Paolo Sorrentino (Italy, Special Presentation)
Monday, September 9, 9:45 p.m.
Scotiabank 1 (259 Richmond Street West)
Wednesday, September 11, 12:15 p.m.
TIFF Bell Lightbox 2 (350 King Street West)
Clocking in at a punishing 142 minutes, The Great Beauty is the sort of stylistically over-cranked, vapid movie that insists upon its importance, holding all who find themselves immune to its immodest charms hostage until they say uncle.

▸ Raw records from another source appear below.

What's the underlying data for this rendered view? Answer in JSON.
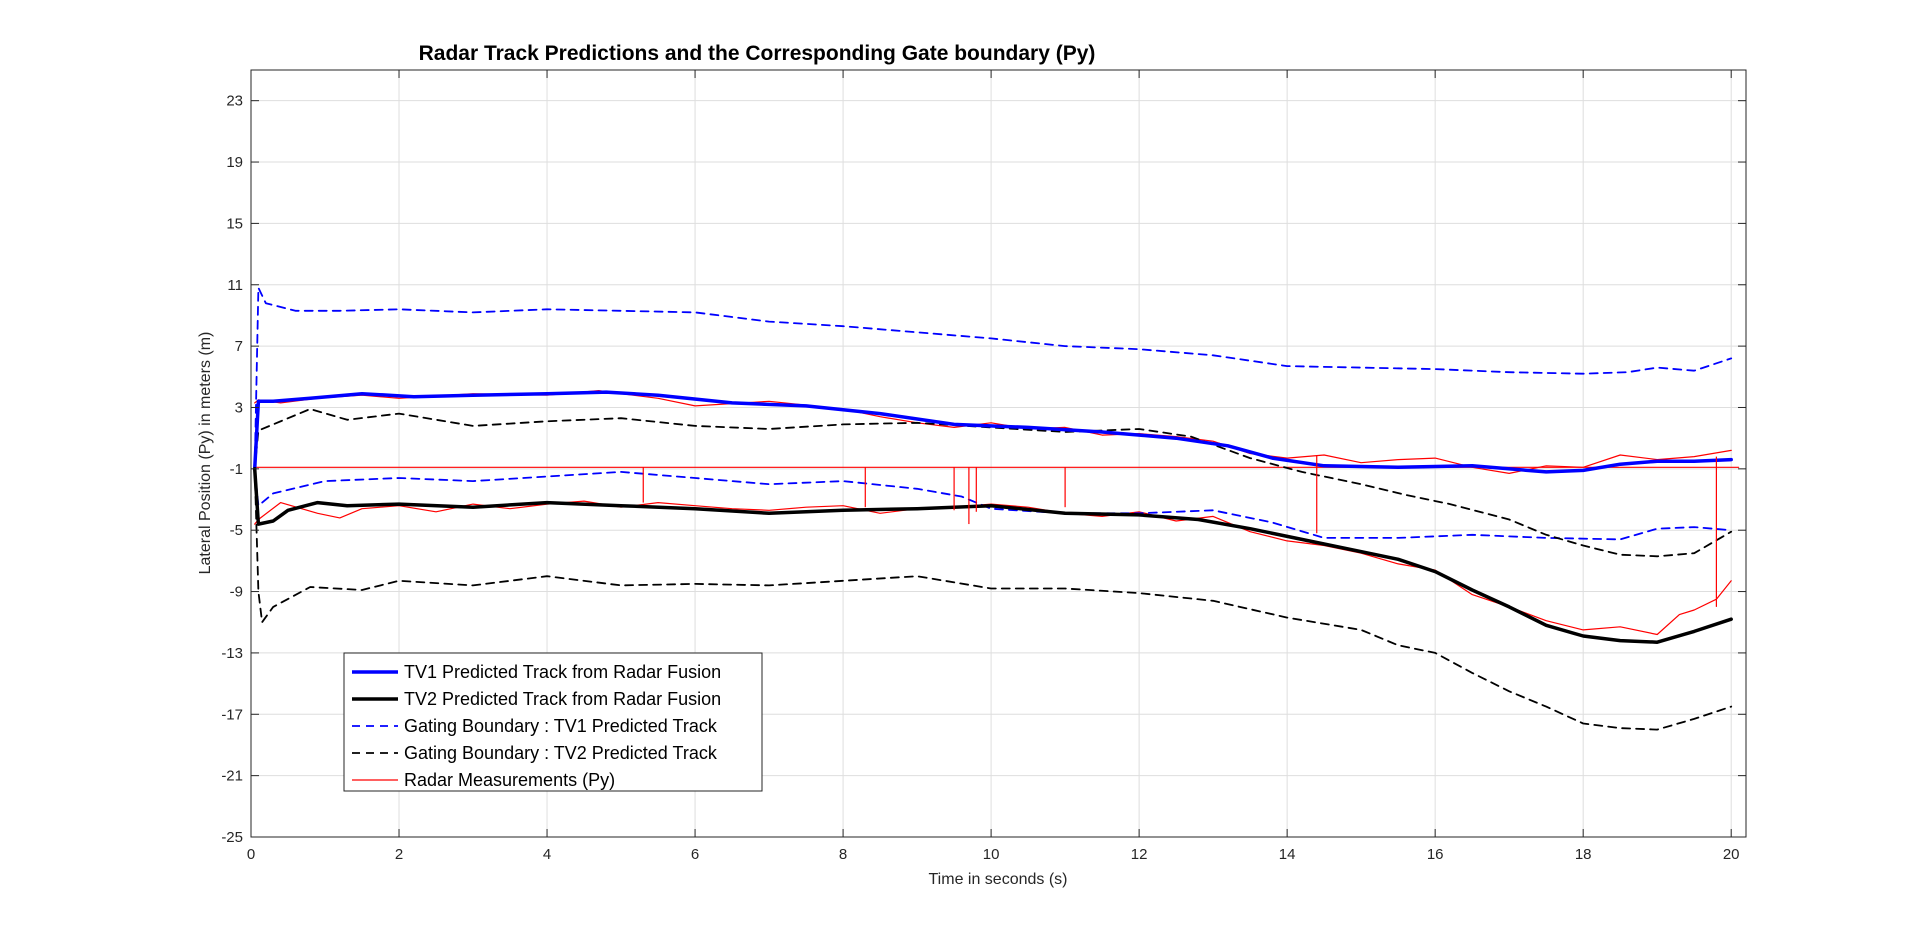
{
  "chart_data": {
    "type": "line",
    "title": "Radar Track Predictions and the Corresponding Gate boundary (Py)",
    "xlabel": "Time in seconds (s)",
    "ylabel": "Lateral Position (Py) in meters (m)",
    "xlim": [
      0,
      20.2
    ],
    "ylim": [
      -25,
      25
    ],
    "xticks": [
      0,
      2,
      4,
      6,
      8,
      10,
      12,
      14,
      16,
      18,
      20
    ],
    "yticks": [
      -25,
      -21,
      -17,
      -13,
      -9,
      -5,
      -1,
      3,
      7,
      11,
      15,
      19,
      23
    ],
    "grid": true,
    "legend_position": "bottom-left",
    "series": [
      {
        "name": "TV1 Predicted Track from Radar Fusion",
        "color": "#0000ff",
        "style": "solid",
        "width": 3.5,
        "x": [
          0.05,
          0.1,
          0.3,
          0.8,
          1.5,
          2.2,
          3.0,
          4.0,
          4.8,
          5.5,
          6.5,
          7.5,
          8.5,
          9.5,
          10.5,
          11.5,
          12.5,
          13.2,
          13.8,
          14.5,
          15.5,
          16.5,
          17.5,
          18.0,
          18.5,
          19.0,
          19.5,
          20.0
        ],
        "y": [
          -1.0,
          3.4,
          3.4,
          3.6,
          3.9,
          3.7,
          3.8,
          3.9,
          4.0,
          3.8,
          3.3,
          3.1,
          2.6,
          1.9,
          1.7,
          1.4,
          1.0,
          0.5,
          -0.3,
          -0.8,
          -0.9,
          -0.8,
          -1.2,
          -1.1,
          -0.7,
          -0.5,
          -0.5,
          -0.4
        ]
      },
      {
        "name": "TV2 Predicted Track from Radar Fusion",
        "color": "#000000",
        "style": "solid",
        "width": 3.5,
        "x": [
          0.05,
          0.1,
          0.3,
          0.5,
          0.9,
          1.3,
          2.0,
          3.0,
          4.0,
          5.0,
          6.0,
          7.0,
          8.0,
          9.0,
          10.0,
          11.0,
          12.0,
          12.8,
          13.5,
          14.5,
          15.5,
          16.0,
          16.5,
          17.0,
          17.5,
          18.0,
          18.5,
          19.0,
          19.5,
          20.0
        ],
        "y": [
          -1.0,
          -4.6,
          -4.4,
          -3.7,
          -3.2,
          -3.4,
          -3.3,
          -3.5,
          -3.2,
          -3.4,
          -3.6,
          -3.9,
          -3.7,
          -3.6,
          -3.4,
          -3.9,
          -4.0,
          -4.3,
          -4.9,
          -5.9,
          -6.9,
          -7.7,
          -8.9,
          -10.0,
          -11.2,
          -11.9,
          -12.2,
          -12.3,
          -11.6,
          -10.8
        ]
      },
      {
        "name": "Gating Boundary : TV1 Predicted Track",
        "color": "#0000ff",
        "style": "dashed",
        "width": 1.8,
        "x": [
          0.05,
          0.1,
          0.2,
          0.6,
          1.2,
          2.0,
          3.0,
          4.0,
          5.0,
          6.0,
          7.0,
          8.0,
          9.0,
          10.0,
          11.0,
          12.0,
          13.0,
          14.0,
          15.0,
          16.0,
          17.0,
          18.0,
          18.6,
          19.0,
          19.5,
          20.0
        ],
        "y": [
          -1.0,
          10.8,
          9.8,
          9.3,
          9.3,
          9.4,
          9.2,
          9.4,
          9.3,
          9.2,
          8.6,
          8.3,
          7.9,
          7.5,
          7.0,
          6.8,
          6.4,
          5.7,
          5.6,
          5.5,
          5.3,
          5.2,
          5.3,
          5.6,
          5.4,
          6.2
        ]
      },
      {
        "name": "Gating Boundary : TV1 Predicted Track (lower)",
        "color": "#0000ff",
        "style": "dashed",
        "width": 1.8,
        "x": [
          0.05,
          0.1,
          0.3,
          1.0,
          2.0,
          3.0,
          4.0,
          5.0,
          6.0,
          7.0,
          8.0,
          9.0,
          9.6,
          10.0,
          11.0,
          12.0,
          13.0,
          13.8,
          14.5,
          15.5,
          16.5,
          17.5,
          18.5,
          19.0,
          19.5,
          20.0
        ],
        "y": [
          -1.0,
          -3.4,
          -2.6,
          -1.8,
          -1.6,
          -1.8,
          -1.5,
          -1.2,
          -1.6,
          -2.0,
          -1.8,
          -2.3,
          -2.8,
          -3.6,
          -3.9,
          -3.9,
          -3.7,
          -4.5,
          -5.5,
          -5.5,
          -5.3,
          -5.5,
          -5.6,
          -4.9,
          -4.8,
          -5.0
        ]
      },
      {
        "name": "Gating Boundary : TV2 Predicted Track",
        "color": "#000000",
        "style": "dashed",
        "width": 1.8,
        "x": [
          0.05,
          0.1,
          0.3,
          0.8,
          1.3,
          2.0,
          3.0,
          4.0,
          5.0,
          6.0,
          7.0,
          8.0,
          9.0,
          10.0,
          11.0,
          12.0,
          12.7,
          13.5,
          14.2,
          15.0,
          15.6,
          16.2,
          17.0,
          17.5,
          18.0,
          18.5,
          19.0,
          19.5,
          20.0
        ],
        "y": [
          -1.0,
          1.5,
          1.9,
          2.9,
          2.2,
          2.6,
          1.8,
          2.1,
          2.3,
          1.8,
          1.6,
          1.9,
          2.0,
          1.7,
          1.4,
          1.6,
          1.1,
          -0.3,
          -1.2,
          -2.0,
          -2.7,
          -3.3,
          -4.3,
          -5.3,
          -6.0,
          -6.6,
          -6.7,
          -6.5,
          -5.1
        ]
      },
      {
        "name": "Gating Boundary : TV2 Predicted Track (lower)",
        "color": "#000000",
        "style": "dashed",
        "width": 1.8,
        "x": [
          0.05,
          0.1,
          0.15,
          0.3,
          0.8,
          1.5,
          2.0,
          3.0,
          4.0,
          5.0,
          6.0,
          7.0,
          8.0,
          9.0,
          10.0,
          11.0,
          12.0,
          13.0,
          14.0,
          15.0,
          15.5,
          16.0,
          16.5,
          17.0,
          17.5,
          18.0,
          18.5,
          19.0,
          19.5,
          20.0
        ],
        "y": [
          -1.0,
          -9.0,
          -11.0,
          -10.0,
          -8.7,
          -8.9,
          -8.3,
          -8.6,
          -8.0,
          -8.6,
          -8.5,
          -8.6,
          -8.3,
          -8.0,
          -8.8,
          -8.8,
          -9.1,
          -9.6,
          -10.7,
          -11.5,
          -12.5,
          -13.0,
          -14.3,
          -15.5,
          -16.5,
          -17.6,
          -17.9,
          -18.0,
          -17.3,
          -16.5
        ]
      },
      {
        "name": "Radar Measurements (Py)",
        "color": "#ff0000",
        "style": "solid",
        "width": 1.2,
        "x": [
          0.05,
          0.1,
          0.4,
          0.9,
          1.5,
          2.0,
          3.0,
          4.0,
          4.7,
          5.0,
          5.5,
          6.0,
          7.0,
          8.0,
          8.5,
          9.0,
          9.5,
          10.0,
          10.5,
          11.0,
          11.5,
          12.0,
          12.5,
          13.0,
          13.5,
          14.0,
          14.5,
          15.0,
          15.5,
          16.0,
          16.5,
          17.0,
          17.5,
          18.0,
          18.5,
          19.0,
          19.5,
          20.0
        ],
        "y": [
          3.3,
          3.5,
          3.3,
          3.6,
          3.8,
          3.6,
          3.9,
          3.8,
          4.1,
          3.9,
          3.6,
          3.1,
          3.4,
          2.9,
          2.4,
          2.0,
          1.7,
          2.0,
          1.6,
          1.7,
          1.2,
          1.3,
          1.1,
          0.8,
          0.0,
          -0.3,
          -0.1,
          -0.6,
          -0.4,
          -0.3,
          -0.9,
          -1.3,
          -0.8,
          -0.9,
          -0.1,
          -0.4,
          -0.2,
          0.2
        ]
      },
      {
        "name": "Radar Measurements (Py) 2",
        "color": "#ff0000",
        "style": "solid",
        "width": 1.2,
        "x": [
          0.05,
          0.1,
          0.4,
          0.9,
          1.2,
          1.5,
          2.0,
          2.5,
          3.0,
          3.5,
          4.0,
          4.5,
          5.0,
          5.5,
          6.0,
          6.5,
          7.0,
          7.5,
          8.0,
          8.5,
          9.0,
          9.5,
          10.0,
          10.5,
          11.0,
          11.5,
          12.0,
          12.5,
          13.0,
          13.5,
          14.0,
          14.5,
          15.0,
          15.5,
          16.0,
          16.5,
          17.0,
          17.5,
          18.0,
          18.5,
          19.0,
          19.3,
          19.5,
          19.8,
          20.0
        ],
        "y": [
          -4.6,
          -4.3,
          -3.2,
          -3.9,
          -4.2,
          -3.6,
          -3.4,
          -3.8,
          -3.3,
          -3.6,
          -3.3,
          -3.1,
          -3.5,
          -3.2,
          -3.4,
          -3.6,
          -3.7,
          -3.5,
          -3.4,
          -3.9,
          -3.6,
          -3.5,
          -3.3,
          -3.5,
          -3.9,
          -4.1,
          -3.8,
          -4.4,
          -4.1,
          -5.1,
          -5.7,
          -6.0,
          -6.5,
          -7.2,
          -7.6,
          -9.2,
          -10.0,
          -10.9,
          -11.5,
          -11.3,
          -11.8,
          -10.5,
          -10.2,
          -9.5,
          -8.3
        ]
      },
      {
        "name": "Radar Measurements (Py) 3",
        "color": "#ff0000",
        "style": "solid",
        "width": 1.2,
        "x": [
          0.05,
          20.1
        ],
        "y": [
          -0.9,
          -0.9
        ]
      }
    ],
    "spikes": {
      "color": "#ff0000",
      "x": [
        5.3,
        8.3,
        9.5,
        9.7,
        9.8,
        11.0,
        14.4,
        19.8
      ],
      "y_from": [
        -0.9,
        -0.9,
        -0.9,
        -0.9,
        -0.9,
        -0.9,
        -0.1,
        -0.2
      ],
      "y_to": [
        -3.2,
        -3.5,
        -3.7,
        -4.6,
        -3.8,
        -3.5,
        -5.2,
        -10.0
      ]
    }
  },
  "legend": {
    "items": [
      {
        "label": "TV1 Predicted Track from Radar Fusion",
        "color": "#0000ff",
        "style": "solid",
        "width": 3.5
      },
      {
        "label": "TV2 Predicted Track from Radar Fusion",
        "color": "#000000",
        "style": "solid",
        "width": 3.5
      },
      {
        "label": "Gating Boundary : TV1 Predicted Track",
        "color": "#0000ff",
        "style": "dashed",
        "width": 1.8
      },
      {
        "label": "Gating Boundary : TV2 Predicted Track",
        "color": "#000000",
        "style": "dashed",
        "width": 1.8
      },
      {
        "label": "Radar Measurements (Py)",
        "color": "#ff0000",
        "style": "solid",
        "width": 1.2
      }
    ]
  }
}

Italian auteur Paolo Sorrentino has made a name for himself on the festival circuit for his brashness—his last film starred Sean Penn as a Robert Smith lookalike turned Nazi hunter—but his newest has little to show for its self-confidence beyond its closet full of gorgeous designer suits.
Toni Servillo, who was impressive as Giulio Andreotti in Sorrentino’s earlier film Il Divo, stars as Gambardella, a bored novelist whose best work is long behind him, such that he now spends his nights mourning his youth and hectoring female artists at gauche parties, captured via hyperactive montages, fish-eye lenses, and the like. Part-disapproving essay on Berlusconi’s dissipated Italy, and part-nostalgic reverie for the self-indulgent, sexist spectacles of Federico Fellini, the film never reconciles its conservative impulses with its alleged criticism of the jet-setting life it spends most of its running time patting on the back.